While all of this information has been about the executive power of the president in declassifying documents, again, I failed to see this power for the vice president or the secretary of state.

Let’s continue. What about the storage of declassified documents? According to a DoD training guide, “All classified material must be stored in a secure room, a [Government Services Administration] GSA-approved storage container, such as a cabinet or safe or a vault or a sensitive compartmented information facility (SCIF).”

Well, the documents stored at Mar-a-Largo were in a locked storage room reviewed on June 3, 2022, by the FBI, who requested that Trump put an additional lock on the door, which he did. It should be noted that Mar-a-Largo is crawling with security and Secret Service agents. So that looks to me like that storage was in compliance with the law.

In sharp contrast is the document storage habits of Bill Clinton and Barack Hussein Obama. According to CNN fact checkers, the National Archives and Records Administration (NARA) stored Bill Clinton’s documents at the abandoned car dealership. According to a letter on the Obama Foundation website, Obama was storing “classified and unclassified documents” at an abandoned furniture warehouse. This does not seem that it would meet the criterion of a sensitive compartmented information facility (SCIF).

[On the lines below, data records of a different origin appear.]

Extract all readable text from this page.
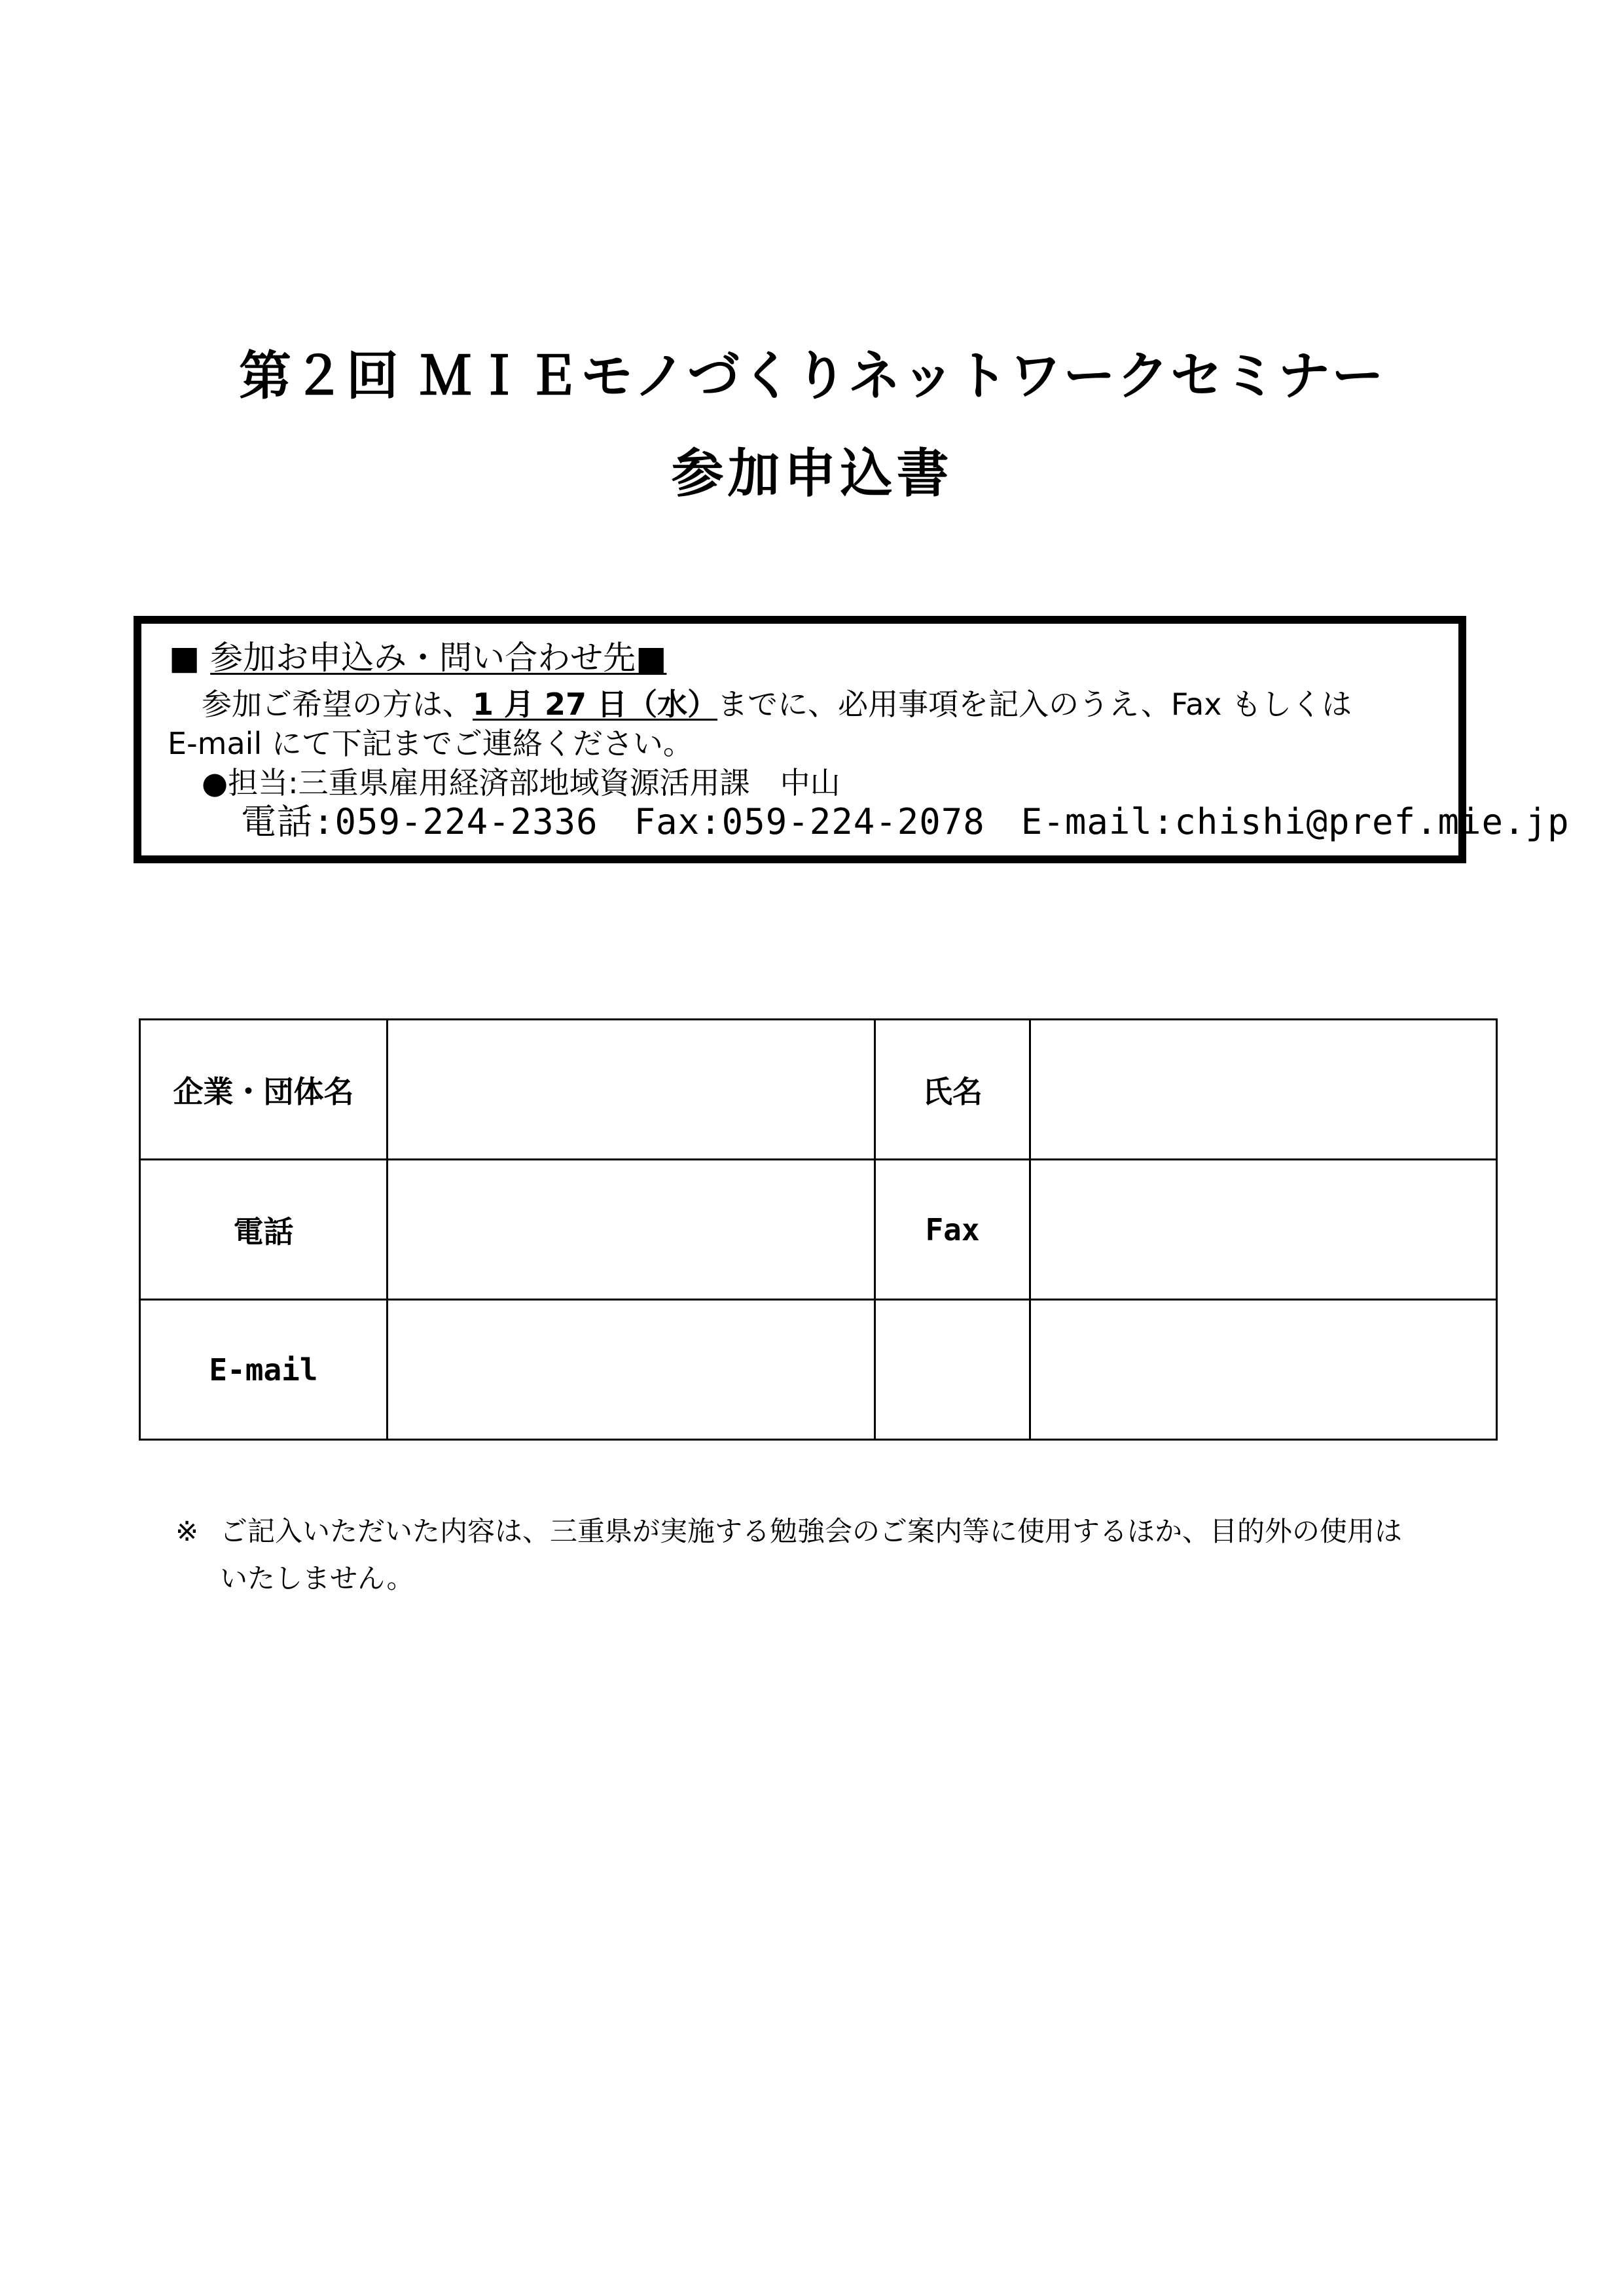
第２回 ＭＩＥモノづくりネットワークセミナー
参加申込書
■ 参加お申込み・問い合わせ先■
参加ご希望の方は、1 月 27 日（水）までに、必用事項を記入のうえ、Fax もしくは
E-mail にて下記までご連絡ください。
●担当:三重県雇用経済部地域資源活用課　中山
電話:059-224-2336　Fax:059-224-2078　E-mail:chishi@pref.mie.jp
企業・団体名		氏名	
電話		Fax	
E-mail			
※ ご記入いただいた内容は、三重県が実施する勉強会のご案内等に使用するほか、目的外の使用は
いたしません。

Oh, and by the way, were these “classified” documents declassified?

One thing you can say here is at least Bill Clinton and Barack Hussein Obama did occupy the Oval Office as presidents.

What about Secretary of State Hillary Clinton? She was not president. She deleted over 33,000 emails from a unauthorized private server and destroyed all the equipment. From some group of another 30,000 emails on the server that were reviewed by the FBI, 110 emails in 52 email chains were said to contain classified information, eight contained Top Secret information, and 36 contained Secret information. Was this easily hacked, unsecured, private server a GSA-approved storage place? Wait a minute. That is the wrong question. Hillary was secretary of state, so she could not have declassified these documents, so that means Hillary broke the law by having the documents where she had them.

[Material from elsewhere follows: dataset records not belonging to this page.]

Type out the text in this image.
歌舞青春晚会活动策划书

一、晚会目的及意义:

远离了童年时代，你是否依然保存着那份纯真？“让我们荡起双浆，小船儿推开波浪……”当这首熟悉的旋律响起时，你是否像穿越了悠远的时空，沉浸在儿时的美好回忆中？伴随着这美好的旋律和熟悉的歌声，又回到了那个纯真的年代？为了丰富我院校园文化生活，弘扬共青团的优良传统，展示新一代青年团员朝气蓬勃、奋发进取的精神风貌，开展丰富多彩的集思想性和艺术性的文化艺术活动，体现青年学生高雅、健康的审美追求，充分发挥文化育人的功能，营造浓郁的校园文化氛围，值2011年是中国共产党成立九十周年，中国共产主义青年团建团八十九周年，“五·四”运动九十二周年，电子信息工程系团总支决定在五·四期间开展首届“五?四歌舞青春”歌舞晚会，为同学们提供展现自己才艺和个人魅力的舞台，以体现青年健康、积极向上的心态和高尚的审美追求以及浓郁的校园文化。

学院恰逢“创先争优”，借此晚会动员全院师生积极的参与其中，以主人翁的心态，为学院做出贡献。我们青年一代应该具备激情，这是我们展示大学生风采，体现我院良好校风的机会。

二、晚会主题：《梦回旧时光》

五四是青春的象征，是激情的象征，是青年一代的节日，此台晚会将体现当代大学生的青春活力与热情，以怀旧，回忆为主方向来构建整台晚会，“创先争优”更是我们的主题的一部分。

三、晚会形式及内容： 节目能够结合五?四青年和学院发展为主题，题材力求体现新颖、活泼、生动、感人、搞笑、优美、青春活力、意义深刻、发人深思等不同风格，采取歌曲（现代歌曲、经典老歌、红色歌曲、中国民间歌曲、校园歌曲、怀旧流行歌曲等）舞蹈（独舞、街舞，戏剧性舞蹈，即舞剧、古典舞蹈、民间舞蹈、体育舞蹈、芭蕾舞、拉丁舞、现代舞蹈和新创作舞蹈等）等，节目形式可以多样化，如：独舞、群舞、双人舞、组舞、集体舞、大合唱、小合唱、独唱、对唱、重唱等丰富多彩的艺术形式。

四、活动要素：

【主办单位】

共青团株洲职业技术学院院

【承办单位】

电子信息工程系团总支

In Biden’s case of having classified documents in a closet at the Penn Biden think tank and in two places in one of his Delaware homes, including in the garage, were these secured GSA-approved facilities? Wait a minute. That is the wrong question. Biden was vice president when he stashed these documents. Biden could not have declassified these documents. Biden broke the law by having the documents.

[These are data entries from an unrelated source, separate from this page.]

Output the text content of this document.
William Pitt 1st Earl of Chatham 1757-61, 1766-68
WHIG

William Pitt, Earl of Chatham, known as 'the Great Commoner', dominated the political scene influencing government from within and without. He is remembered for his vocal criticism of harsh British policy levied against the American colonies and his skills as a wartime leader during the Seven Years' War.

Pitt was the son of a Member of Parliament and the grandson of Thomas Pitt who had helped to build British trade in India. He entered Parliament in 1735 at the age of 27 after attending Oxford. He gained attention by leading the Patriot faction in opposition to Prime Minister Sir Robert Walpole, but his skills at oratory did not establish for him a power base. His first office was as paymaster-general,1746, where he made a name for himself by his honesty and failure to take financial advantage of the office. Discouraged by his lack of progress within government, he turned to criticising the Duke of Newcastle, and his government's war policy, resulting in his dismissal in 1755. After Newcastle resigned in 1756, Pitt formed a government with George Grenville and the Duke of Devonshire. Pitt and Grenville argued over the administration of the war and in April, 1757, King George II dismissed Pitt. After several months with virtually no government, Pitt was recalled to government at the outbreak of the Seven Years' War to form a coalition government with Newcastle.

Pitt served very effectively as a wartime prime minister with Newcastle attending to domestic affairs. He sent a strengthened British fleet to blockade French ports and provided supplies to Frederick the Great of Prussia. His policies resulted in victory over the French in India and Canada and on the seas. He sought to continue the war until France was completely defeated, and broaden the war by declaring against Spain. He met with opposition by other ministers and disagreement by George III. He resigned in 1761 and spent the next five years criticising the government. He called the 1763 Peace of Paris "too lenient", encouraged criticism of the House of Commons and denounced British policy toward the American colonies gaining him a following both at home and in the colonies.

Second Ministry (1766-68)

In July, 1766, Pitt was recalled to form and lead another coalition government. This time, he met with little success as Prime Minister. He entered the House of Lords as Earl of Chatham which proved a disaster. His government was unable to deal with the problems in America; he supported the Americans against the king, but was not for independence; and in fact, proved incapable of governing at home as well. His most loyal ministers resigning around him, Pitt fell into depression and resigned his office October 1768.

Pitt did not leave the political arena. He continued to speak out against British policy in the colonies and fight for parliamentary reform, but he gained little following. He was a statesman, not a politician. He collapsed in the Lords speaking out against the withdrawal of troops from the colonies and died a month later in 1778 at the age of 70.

You cannot lump together classified documents possessed by President Trump, Vice President Biden and Secretary of State Hillary, because they had different jobs, and of the three only President Trump had the authority to declassify documents, which he says he did. And he stored the documents properly, or at least better than Obama and Bill Clinton.

Unfortunately, as best that I can tell, the law violated for merely having the documents is 18 U.S. Code 1924, which has a fine and/or up to five years of imprisonment.

I guess the real question is, “Were Joe and Hillary monetizing secrets?” If so, that would be treason. Hunter’s laptop stated that one of the purposes of the Penn Biden Center was “wealth generation” where the plan was to “operate like the Clinton Global Initiative without the money raise.” What would be similar between Joe and Hillary? Both illegally had classified documents. Now just how could you rake in millions from countries like China just because you illegally have classified documents, especially while refusing to turn over visitor logs to your Delaware home where some of the documents were kept in your garage by your Corvette? Hmmm … By the way, nice Corvette, Joe.